I am getting a bit sentimental right now. We have three more days (including today) of the Mountain Watch program at Keystone, and the last almost five months have flown by. Each season seems to get just a little bit better. And seems a little bit shorter.
Most of the volunteers will be back next year, and we seem to be picking up some each year, so the program is actually growing. We took a big hit four years ago when moved from Guest Services to Ski Patrol, and it has taken that long to build back the momentum we had. But the organizational switch turns out to have been really good for the program - we integrate better and better with Ski Patrol every year, without losing some of our guest services functions.
The problem is with the paid staff. We got a bunch back this year from the previous year, plus we had the same supervisor and lead. But we don't expect that this coming year. Our supervisor has married and is moving away. The lead and a bunch of others are trying to move up to the Ski Patrol, and if they pass their skiing test tomorrow, should be at the top of the list next year.

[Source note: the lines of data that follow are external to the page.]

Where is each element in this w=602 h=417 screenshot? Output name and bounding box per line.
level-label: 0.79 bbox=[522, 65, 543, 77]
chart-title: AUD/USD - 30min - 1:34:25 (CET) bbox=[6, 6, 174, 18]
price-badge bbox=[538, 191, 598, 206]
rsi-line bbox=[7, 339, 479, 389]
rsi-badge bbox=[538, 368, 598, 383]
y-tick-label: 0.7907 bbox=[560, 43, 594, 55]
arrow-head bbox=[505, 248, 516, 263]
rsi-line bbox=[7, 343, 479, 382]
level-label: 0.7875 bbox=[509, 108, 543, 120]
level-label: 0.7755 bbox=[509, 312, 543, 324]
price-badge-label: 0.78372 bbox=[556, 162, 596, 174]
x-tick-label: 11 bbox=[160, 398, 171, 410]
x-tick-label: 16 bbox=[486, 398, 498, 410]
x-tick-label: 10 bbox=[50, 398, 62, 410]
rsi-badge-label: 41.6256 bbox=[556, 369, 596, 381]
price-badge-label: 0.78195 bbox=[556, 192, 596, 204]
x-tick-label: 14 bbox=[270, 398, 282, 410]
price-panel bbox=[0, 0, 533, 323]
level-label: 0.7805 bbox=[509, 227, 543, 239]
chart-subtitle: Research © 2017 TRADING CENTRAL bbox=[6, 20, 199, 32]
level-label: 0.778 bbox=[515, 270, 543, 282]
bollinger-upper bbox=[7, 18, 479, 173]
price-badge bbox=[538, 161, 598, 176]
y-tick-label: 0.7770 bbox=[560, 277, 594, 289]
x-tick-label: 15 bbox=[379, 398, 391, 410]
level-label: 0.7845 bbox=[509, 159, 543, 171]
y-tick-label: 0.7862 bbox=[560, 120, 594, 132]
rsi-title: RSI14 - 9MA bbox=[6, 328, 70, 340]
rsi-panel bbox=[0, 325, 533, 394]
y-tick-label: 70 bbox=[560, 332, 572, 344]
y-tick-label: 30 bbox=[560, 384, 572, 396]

The program has matured a lot over the last four years. As I noted above, it has become an integral part of Keystone Ski Patrol (KSP). We do what they don't want to do (like traffic control and closing runs) happily. And as importantly, our daily staffing needs often nicely complement theirs. In particular, we have a lot of availability after about 3 p.m. when KSP is sweeping the back mountains, and thus have taken an ever increasing role (now lead) in "Gang Groom", where Keystone grooms part of the front of the mountain between 3 and 4 most days for night skiing.
One of the things that has really been impressive this year is how much Mountain Watch has become proactive. If an injury is called in on the western side of the front of the mountain, we are often first on the scene. This is esp. true in the A51 terrain park, where it is often necessary to temporarily close park features until an injury can be transported. I am not the only MW who monitors the Patrol channel for just this reason, to get an idea of what is going on as to injuries. Of course, we also probably pick up at least half the injuries on the Green runs on the front before they can get called in, as we constantly cycle through those runs looking for trouble.
My worry is that it is going to be hard to duplicate our successes this season next year, given the likely paid staff departures. We do have some very talented younger guys expecting to try for the lead position, and that should help a lot.
So, I will ski hard and work hard the next three days, and then probably only ski once or twice after that this season. Hopefully a nice finish to a great season.